Valorisations de prise en charge pour les patients atteints d’handicap

La convention dentaire dans son article 12 souhaite améliorer la prise en charge des patients souffrant d’handicap sévère rendant difficiles les soins dentaires en cabinets libéraux .

Au départ réservés aux patients bénéficiant d’une attestation PCH ou AEEH, un groupe de travail où siège l’Union Dentaire a permis d’élargir la prise en charge par l’utilisation d’une grille d’Adaptation pour la Prise En Charge Spécifique (APECS) en Odontologie.

Applicable depuis le 10 février 2020 , cette grille permet de mieux évaluer le comportement et la coopération de ces patients au cours d’une séance de soins.  Elle comporte 7 domaines et 2 annexes. Chaque domaine score les niveaux de coopération.

Téléchargez la grille APECS  en cliquant ici qui vous sera très utile lors de la prise en charge d’un patient souffrant d’handicap sévère. Cette grille doit donc être complétée à chaque séance de soins et conservée dans le dossier médical du patient car elle pourra être réclamée par le contrôle médical.

 

Quelles sont les valorisations de prise en charge?

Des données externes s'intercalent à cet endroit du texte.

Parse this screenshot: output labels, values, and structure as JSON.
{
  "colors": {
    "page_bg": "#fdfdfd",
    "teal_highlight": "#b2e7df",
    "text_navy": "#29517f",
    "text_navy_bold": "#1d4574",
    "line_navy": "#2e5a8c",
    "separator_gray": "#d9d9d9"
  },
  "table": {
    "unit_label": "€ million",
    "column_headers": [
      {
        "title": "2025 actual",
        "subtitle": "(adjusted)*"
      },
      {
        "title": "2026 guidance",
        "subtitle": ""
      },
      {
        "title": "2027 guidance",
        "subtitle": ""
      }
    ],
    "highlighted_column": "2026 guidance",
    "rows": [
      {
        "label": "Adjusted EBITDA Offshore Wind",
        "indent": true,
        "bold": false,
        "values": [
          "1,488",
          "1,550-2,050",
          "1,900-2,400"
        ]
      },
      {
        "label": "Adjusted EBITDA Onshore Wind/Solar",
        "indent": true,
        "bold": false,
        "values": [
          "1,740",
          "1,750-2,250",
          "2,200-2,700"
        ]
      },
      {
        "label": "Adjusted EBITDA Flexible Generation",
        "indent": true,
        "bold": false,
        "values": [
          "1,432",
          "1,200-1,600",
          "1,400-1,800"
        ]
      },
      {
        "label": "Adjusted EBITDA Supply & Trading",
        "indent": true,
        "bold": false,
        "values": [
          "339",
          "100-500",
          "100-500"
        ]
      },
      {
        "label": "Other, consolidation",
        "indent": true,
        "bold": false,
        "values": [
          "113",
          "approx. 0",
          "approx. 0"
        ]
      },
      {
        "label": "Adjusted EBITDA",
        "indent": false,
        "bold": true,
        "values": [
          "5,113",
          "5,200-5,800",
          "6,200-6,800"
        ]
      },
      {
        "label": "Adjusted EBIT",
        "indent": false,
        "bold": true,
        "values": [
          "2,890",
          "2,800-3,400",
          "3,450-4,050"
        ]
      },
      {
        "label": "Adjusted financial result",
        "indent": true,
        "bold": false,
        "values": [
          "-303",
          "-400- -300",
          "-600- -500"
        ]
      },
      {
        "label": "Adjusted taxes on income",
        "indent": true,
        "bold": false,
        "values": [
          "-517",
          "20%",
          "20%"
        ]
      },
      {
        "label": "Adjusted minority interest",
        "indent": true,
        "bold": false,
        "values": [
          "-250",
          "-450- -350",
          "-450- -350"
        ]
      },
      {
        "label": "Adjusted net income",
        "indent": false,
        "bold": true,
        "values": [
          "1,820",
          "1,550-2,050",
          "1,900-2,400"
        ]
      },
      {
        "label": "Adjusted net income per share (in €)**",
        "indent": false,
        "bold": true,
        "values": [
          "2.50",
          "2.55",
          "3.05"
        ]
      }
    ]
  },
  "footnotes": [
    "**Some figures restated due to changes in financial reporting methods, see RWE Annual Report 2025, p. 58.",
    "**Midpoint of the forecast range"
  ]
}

Issues de l’avenant 3 de la convention dentaire

Supplément de 100 €  ( YYYY 183 ) pour un ou plusieurs actes réalisés en 1 séance

Prise en charge à 100%  par AMO

Supplément de 200 €  ( YYYY 185 ) pour un ou plusieurs actes  réalisés en 2 séances ou plus

A l’exclusion des actes diagnostiques, des actes de radiologie, de prévention, de restauration

coronaire par matériau inséré en phase plastique, et de chirurgie.

Une seule fois quel que soit le nombre d’actes réalisés au cours de ces 2 séances ou plus.

Non cumulable avec YYYY183

Prise en charge à 100%  par AMO

Consultation Bucco-dentaire Complexe  (CBX ) à 46 € 

Prise en charge à 70%  par AMO   et 100% si ALD

 

Supplément BBD : (BBD seul ou BBD avec clichés RX) de 23 €

Prise en charge à 100%  par AMO

 

Quand ces valorisations sont elles applicables ?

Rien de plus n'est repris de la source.